Unfathomably, it was given a PG rating.
(Note that the PG-13 rating wasn’t created until 1984. Interestingly enough, it was created because of Steven Spielberg’s movie, Indiana Jones and the Temple of Doom. That film wasn’t mild enough for a PG rating, nor was it risqué enough for an R rating. It was Spielberg himself who suggested to the MPAA that a middling rating be created. Thus, the PG-13 rating came into existence on July 1, 1984. Here’s another piece of free trivia for you: The first American movie to ever be released with the PG-13 rating was Red Dawn, which was released on August 10, 1984.)
After first viewing The Texas Chainsaw Massacre, the MPAA gave it a PG rating because there is about a cup full of blood in the entire film, no nudity and no foul language. Obviously this movie is exceptionally violent, but most of the gore and scary stuff are suggested to the audience. They simply don’t show you any scenes of Leatherface actually cutting into people with his infamous chainsaw. A lot of the violence is just out of frame, or is heard but not seen.

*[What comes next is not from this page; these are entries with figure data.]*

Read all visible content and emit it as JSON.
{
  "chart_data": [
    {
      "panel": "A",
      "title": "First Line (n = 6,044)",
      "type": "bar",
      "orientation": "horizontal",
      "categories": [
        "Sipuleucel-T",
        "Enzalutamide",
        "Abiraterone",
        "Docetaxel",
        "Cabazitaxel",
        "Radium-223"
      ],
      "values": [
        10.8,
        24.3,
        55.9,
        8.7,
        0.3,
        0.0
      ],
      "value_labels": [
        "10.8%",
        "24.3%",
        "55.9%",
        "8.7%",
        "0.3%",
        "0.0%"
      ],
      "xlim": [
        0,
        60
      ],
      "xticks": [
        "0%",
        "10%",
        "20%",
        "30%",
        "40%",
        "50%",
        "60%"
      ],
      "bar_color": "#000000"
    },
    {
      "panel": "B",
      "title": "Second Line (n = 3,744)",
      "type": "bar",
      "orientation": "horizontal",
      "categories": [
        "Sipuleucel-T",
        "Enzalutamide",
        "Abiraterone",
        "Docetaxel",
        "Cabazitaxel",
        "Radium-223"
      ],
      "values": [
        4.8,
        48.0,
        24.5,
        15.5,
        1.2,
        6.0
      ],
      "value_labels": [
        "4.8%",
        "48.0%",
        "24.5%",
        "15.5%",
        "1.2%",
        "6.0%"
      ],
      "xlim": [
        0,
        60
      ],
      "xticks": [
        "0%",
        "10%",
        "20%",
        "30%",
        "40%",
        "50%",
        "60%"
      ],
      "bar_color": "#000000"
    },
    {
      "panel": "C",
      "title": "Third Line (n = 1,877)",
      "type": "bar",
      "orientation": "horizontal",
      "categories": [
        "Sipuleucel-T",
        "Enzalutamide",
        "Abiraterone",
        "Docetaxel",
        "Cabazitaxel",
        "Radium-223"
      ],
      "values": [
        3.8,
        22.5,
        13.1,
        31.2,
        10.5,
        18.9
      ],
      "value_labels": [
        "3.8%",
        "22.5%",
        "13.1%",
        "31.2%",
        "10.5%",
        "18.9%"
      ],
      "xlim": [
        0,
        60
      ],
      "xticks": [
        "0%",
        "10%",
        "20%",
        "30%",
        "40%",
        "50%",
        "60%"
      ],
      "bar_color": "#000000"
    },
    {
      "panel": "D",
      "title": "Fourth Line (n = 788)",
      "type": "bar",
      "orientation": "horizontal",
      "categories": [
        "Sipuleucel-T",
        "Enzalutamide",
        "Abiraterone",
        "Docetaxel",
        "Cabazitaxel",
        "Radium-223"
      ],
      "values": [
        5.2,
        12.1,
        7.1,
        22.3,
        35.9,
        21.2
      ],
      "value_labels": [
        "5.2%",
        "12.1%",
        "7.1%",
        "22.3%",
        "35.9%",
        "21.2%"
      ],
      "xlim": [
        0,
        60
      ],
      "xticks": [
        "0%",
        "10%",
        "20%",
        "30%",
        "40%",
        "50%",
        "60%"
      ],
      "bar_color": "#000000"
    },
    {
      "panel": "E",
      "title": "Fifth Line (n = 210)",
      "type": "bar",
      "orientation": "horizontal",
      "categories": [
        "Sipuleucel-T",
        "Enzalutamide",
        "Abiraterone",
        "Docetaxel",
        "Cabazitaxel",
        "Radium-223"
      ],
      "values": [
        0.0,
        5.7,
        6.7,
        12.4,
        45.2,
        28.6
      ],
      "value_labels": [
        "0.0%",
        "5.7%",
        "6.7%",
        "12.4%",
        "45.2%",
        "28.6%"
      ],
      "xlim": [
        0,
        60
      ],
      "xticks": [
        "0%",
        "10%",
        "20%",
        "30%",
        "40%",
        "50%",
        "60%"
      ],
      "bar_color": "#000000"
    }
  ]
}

Now, the film was actually released with an R rating on October 4, 1974, mostly because after the MPAA initially slapped the movie with the PG tag, they realized that you just can’t give a PG rating to a movie called The Texas Chainsaw Massacre. Even though by the MPAA’s own standards, it technically could have been rated PG, its R rating is clearly more appropriate. My point, however, is that this movie is widely regarded as one of the goriest and grossest films ever made, but that is simply not true. Our brains have filled in the gaps since the movie’s release. We are the ones who put the gore in there, not the film’s director, Mr. Tobe Hooper.

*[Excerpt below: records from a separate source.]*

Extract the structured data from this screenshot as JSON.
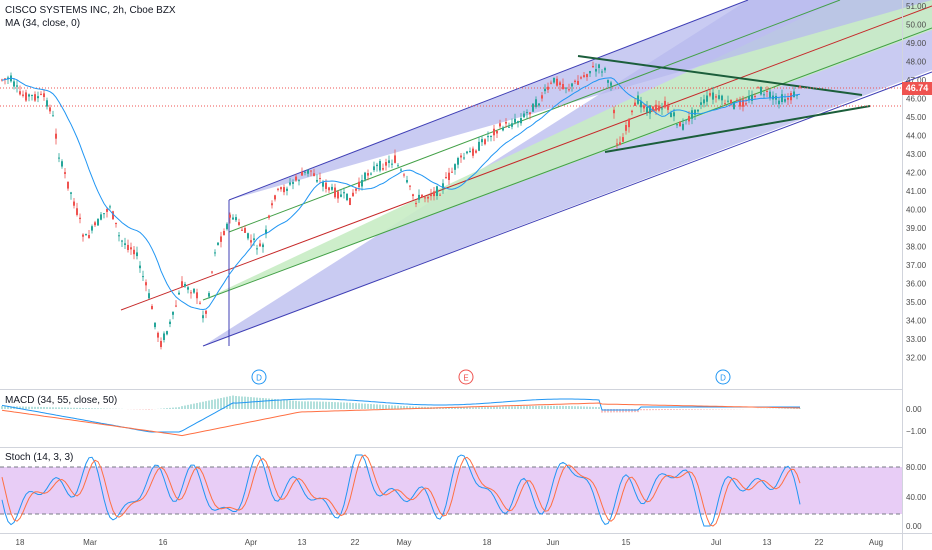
{
  "header": {
    "symbol_title": "CISCO SYSTEMS INC, 2h, Cboe BZX",
    "ma_label": "MA (34, close, 0)"
  },
  "price_axis": {
    "ticks": [
      "51.00",
      "50.00",
      "49.00",
      "48.00",
      "47.00",
      "46.00",
      "45.00",
      "44.00",
      "43.00",
      "42.00",
      "41.00",
      "40.00",
      "39.00",
      "38.00",
      "37.00",
      "36.00",
      "35.00",
      "34.00",
      "33.00",
      "32.00"
    ],
    "current_price": "46.74"
  },
  "time_axis": {
    "labels": [
      "18",
      "Mar",
      "16",
      "Apr",
      "13",
      "22",
      "May",
      "18",
      "Jun",
      "15",
      "Jul",
      "13",
      "22",
      "Aug"
    ]
  },
  "event_markers": [
    "D",
    "E",
    "D"
  ],
  "macd": {
    "label": "MACD (34, 55, close, 50)",
    "ticks": [
      "0.00",
      "−1.00"
    ]
  },
  "stoch": {
    "label": "Stoch (14, 3, 3)",
    "ticks": [
      "80.00",
      "40.00",
      "0.00"
    ]
  },
  "colors": {
    "up": "#26a69a",
    "down": "#ef5350",
    "ma": "#2196f3",
    "channel_outer_fill": "#b7b9ee",
    "channel_inner_fill": "#c8ecc4",
    "stoch_band": "#e6c8f5",
    "macd_line": "#2196f3",
    "signal_line": "#ff7043"
  }
}
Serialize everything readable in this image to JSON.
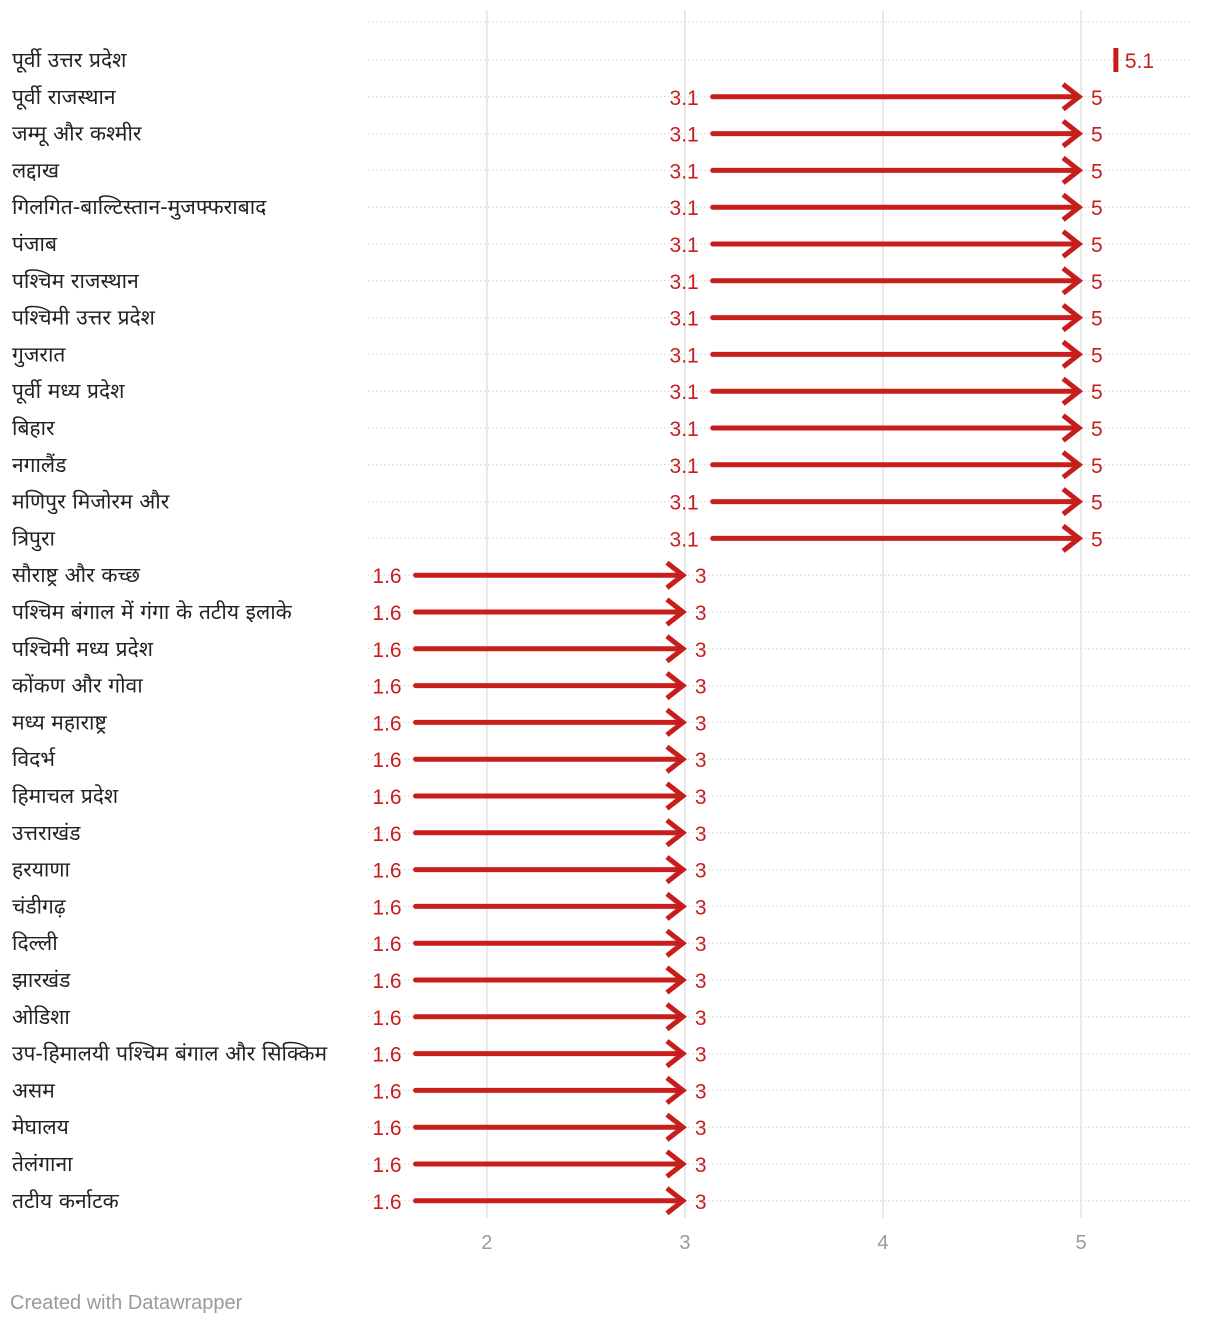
{
  "chart_data": {
    "type": "arrow",
    "categories": [
      "पूर्वी उत्तर प्रदेश",
      "पूर्वी राजस्थान",
      "जम्मू और कश्मीर",
      "लद्दाख",
      "गिलगित-बाल्टिस्तान-मुजफ्फराबाद",
      "पंजाब",
      "पश्चिम राजस्थान",
      "पश्चिमी उत्तर प्रदेश",
      "गुजरात",
      "पूर्वी मध्य प्रदेश",
      "बिहार",
      "नगालैंड",
      "मणिपुर मिजोरम और",
      "त्रिपुरा",
      "सौराष्ट्र और कच्छ",
      "पश्चिम बंगाल में गंगा के तटीय इलाके",
      "पश्चिमी मध्य प्रदेश",
      "कोंकण और गोवा",
      "मध्य महाराष्ट्र",
      "विदर्भ",
      "हिमाचल प्रदेश",
      "उत्तराखंड",
      "हरयाणा",
      "चंडीगढ़",
      "दिल्ली",
      "झारखंड",
      "ओडिशा",
      "उप-हिमालयी पश्चिम बंगाल और सिक्किम",
      "असम",
      "मेघालय",
      "तेलंगाना",
      "तटीय कर्नाटक"
    ],
    "start_values": [
      5.1,
      3.1,
      3.1,
      3.1,
      3.1,
      3.1,
      3.1,
      3.1,
      3.1,
      3.1,
      3.1,
      3.1,
      3.1,
      3.1,
      1.6,
      1.6,
      1.6,
      1.6,
      1.6,
      1.6,
      1.6,
      1.6,
      1.6,
      1.6,
      1.6,
      1.6,
      1.6,
      1.6,
      1.6,
      1.6,
      1.6,
      1.6
    ],
    "end_values": [
      5.1,
      5,
      5,
      5,
      5,
      5,
      5,
      5,
      5,
      5,
      5,
      5,
      5,
      5,
      3,
      3,
      3,
      3,
      3,
      3,
      3,
      3,
      3,
      3,
      3,
      3,
      3,
      3,
      3,
      3,
      3,
      3
    ],
    "start_labels": [
      "",
      "3.1",
      "3.1",
      "3.1",
      "3.1",
      "3.1",
      "3.1",
      "3.1",
      "3.1",
      "3.1",
      "3.1",
      "3.1",
      "3.1",
      "3.1",
      "1.6",
      "1.6",
      "1.6",
      "1.6",
      "1.6",
      "1.6",
      "1.6",
      "1.6",
      "1.6",
      "1.6",
      "1.6",
      "1.6",
      "1.6",
      "1.6",
      "1.6",
      "1.6",
      "1.6",
      "1.6"
    ],
    "end_labels": [
      "5.1",
      "5",
      "5",
      "5",
      "5",
      "5",
      "5",
      "5",
      "5",
      "5",
      "5",
      "5",
      "5",
      "5",
      "3",
      "3",
      "3",
      "3",
      "3",
      "3",
      "3",
      "3",
      "3",
      "3",
      "3",
      "3",
      "3",
      "3",
      "3",
      "3",
      "3",
      "3"
    ],
    "xlim": [
      1.4,
      5.55
    ],
    "xticks": [
      2,
      3,
      4,
      5
    ],
    "xtick_labels": [
      "2",
      "3",
      "4",
      "5"
    ],
    "grid": true,
    "colors": {
      "arrow": "#c71e1d",
      "grid": "#e2e2e2",
      "row_line": "#d4d4d4",
      "tick_text": "#9a9a9a",
      "label_text": "#222222"
    }
  },
  "footer": {
    "credit": "Created with Datawrapper"
  }
}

To me, that is why this picture wins the accolades for Scariest Movie of All Time. Like an Alfred Hitchcock film, this movie knows that suggesting violence and fear to you is much more impactful than actually showing it to you. Speaking about suspense and its raw power, Hitchcock famously said, “There is no terror in the bang, only in the anticipation of it.” He strongly believed that the bomb must never go off, because once it does, you’re left with nothing. No terror, no suspense, no anticipation. Nothing.
The Texas Chainsaw Massacre understood that philosophy and executed it to perfection. It is violent and filled with gore, yet it isn’t. It is terrifying and disturbing, not because of what you are shown, but because of what they chose not to film. To be that scary to so many people for just over 45 years now, even though the scares are mostly implied makes this movie the scariest horror film of all time.